Filling, boil the water with Gula Melaka and pandan leaves. Lower the heat and simmer until all the sugar has melted. And coconut and stir until all the coconut has been coated with the sugar and is relatively dry and not much moisture left (about 5-6 minutes) let it cool and place in the fridge until needed.
Crepes, blend the Pandan leaves with water and strain the Pandan juice, use the back of a spoon to press out the juice.
In a large bowl combine the flour, tapioca flour, Pandan powder and salt. Gradually add the Pandan juice and coconut milk. Stir well until no lumps.
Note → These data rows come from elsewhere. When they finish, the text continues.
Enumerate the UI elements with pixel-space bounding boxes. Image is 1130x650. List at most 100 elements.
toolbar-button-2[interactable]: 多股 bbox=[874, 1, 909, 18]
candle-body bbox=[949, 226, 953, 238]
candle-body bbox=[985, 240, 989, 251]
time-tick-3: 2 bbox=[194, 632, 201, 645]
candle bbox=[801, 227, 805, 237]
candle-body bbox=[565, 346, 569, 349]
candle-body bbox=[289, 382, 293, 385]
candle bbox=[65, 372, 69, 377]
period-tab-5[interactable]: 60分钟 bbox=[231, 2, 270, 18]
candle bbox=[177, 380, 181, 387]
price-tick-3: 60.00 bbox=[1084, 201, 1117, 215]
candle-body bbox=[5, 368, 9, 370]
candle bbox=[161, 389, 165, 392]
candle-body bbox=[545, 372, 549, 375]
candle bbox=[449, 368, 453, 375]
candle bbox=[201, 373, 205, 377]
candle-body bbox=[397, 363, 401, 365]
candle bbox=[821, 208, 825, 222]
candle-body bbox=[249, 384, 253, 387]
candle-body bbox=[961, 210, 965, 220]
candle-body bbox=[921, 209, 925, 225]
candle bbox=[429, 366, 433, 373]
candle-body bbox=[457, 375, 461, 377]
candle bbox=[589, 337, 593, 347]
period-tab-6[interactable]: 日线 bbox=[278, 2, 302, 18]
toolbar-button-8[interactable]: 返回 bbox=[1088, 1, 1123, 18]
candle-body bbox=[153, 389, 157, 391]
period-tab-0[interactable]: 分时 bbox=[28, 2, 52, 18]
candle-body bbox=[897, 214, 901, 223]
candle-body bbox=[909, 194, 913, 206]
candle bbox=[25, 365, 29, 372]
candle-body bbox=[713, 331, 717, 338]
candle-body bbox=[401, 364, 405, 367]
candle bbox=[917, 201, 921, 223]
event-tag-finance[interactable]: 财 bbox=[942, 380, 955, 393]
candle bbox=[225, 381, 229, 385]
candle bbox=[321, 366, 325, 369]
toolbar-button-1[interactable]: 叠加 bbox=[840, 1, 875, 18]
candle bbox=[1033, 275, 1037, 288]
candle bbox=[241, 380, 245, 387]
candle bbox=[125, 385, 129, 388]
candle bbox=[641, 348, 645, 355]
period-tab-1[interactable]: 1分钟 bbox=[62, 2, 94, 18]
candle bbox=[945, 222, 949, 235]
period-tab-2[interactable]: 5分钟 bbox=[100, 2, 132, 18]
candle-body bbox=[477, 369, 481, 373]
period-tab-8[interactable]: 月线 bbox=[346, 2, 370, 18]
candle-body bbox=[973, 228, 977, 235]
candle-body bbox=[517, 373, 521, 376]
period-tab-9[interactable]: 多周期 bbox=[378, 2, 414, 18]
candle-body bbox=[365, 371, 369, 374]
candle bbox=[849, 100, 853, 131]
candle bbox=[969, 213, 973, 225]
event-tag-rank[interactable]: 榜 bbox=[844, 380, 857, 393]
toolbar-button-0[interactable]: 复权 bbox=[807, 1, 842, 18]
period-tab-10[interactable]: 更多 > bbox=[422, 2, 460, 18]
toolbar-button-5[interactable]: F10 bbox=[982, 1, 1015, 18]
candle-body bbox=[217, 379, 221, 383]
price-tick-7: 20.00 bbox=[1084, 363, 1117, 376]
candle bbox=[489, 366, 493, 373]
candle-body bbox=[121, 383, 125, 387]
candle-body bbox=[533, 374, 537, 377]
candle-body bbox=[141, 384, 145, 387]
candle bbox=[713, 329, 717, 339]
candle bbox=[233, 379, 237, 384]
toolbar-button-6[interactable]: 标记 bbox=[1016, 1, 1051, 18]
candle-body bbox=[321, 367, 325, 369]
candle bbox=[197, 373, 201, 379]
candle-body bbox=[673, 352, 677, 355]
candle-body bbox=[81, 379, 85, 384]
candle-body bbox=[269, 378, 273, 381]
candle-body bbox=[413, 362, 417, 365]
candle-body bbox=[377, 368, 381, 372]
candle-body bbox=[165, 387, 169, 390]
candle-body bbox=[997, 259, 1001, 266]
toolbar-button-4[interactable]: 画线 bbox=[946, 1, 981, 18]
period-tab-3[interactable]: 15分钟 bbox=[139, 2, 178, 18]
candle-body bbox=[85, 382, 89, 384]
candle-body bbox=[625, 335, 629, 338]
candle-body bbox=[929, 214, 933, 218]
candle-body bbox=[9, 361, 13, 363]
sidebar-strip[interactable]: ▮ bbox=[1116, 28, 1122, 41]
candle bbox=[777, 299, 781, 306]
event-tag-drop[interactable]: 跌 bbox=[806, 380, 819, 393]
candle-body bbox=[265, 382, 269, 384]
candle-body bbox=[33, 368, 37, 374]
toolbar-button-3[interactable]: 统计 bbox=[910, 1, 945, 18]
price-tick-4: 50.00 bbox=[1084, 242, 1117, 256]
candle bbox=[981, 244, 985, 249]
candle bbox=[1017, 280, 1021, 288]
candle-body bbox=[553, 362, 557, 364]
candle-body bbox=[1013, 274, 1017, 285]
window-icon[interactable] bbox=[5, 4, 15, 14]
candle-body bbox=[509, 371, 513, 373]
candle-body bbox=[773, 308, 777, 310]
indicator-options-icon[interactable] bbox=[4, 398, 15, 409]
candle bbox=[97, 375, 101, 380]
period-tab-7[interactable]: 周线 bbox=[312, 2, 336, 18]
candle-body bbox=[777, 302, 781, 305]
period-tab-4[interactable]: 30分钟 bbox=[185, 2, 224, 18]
Then add the oil and whisk until the batter is smooth.
Heat a pan over medium-low heat. Grease the pan really well. Remove pan from heat. Pour 1/3 cup of batter in the pan and swirl the pan around to evenly coat the bottom with the batter. Cover with a lid and cook for 1 minute. Remove the lid and let the crepe to cook for a further minute. Then loosen with a spatula and flip. Cook for 20 seconds on the other side. Let cool completely.
Assemble, place a Pandan crepe on clean work surface. Take about 1-2 tsp of filling and place it in the center of the crepe. Roll up the crepe and fold in the sides to enclose the filling. Place seam side down. Repeat with the remaining crepes.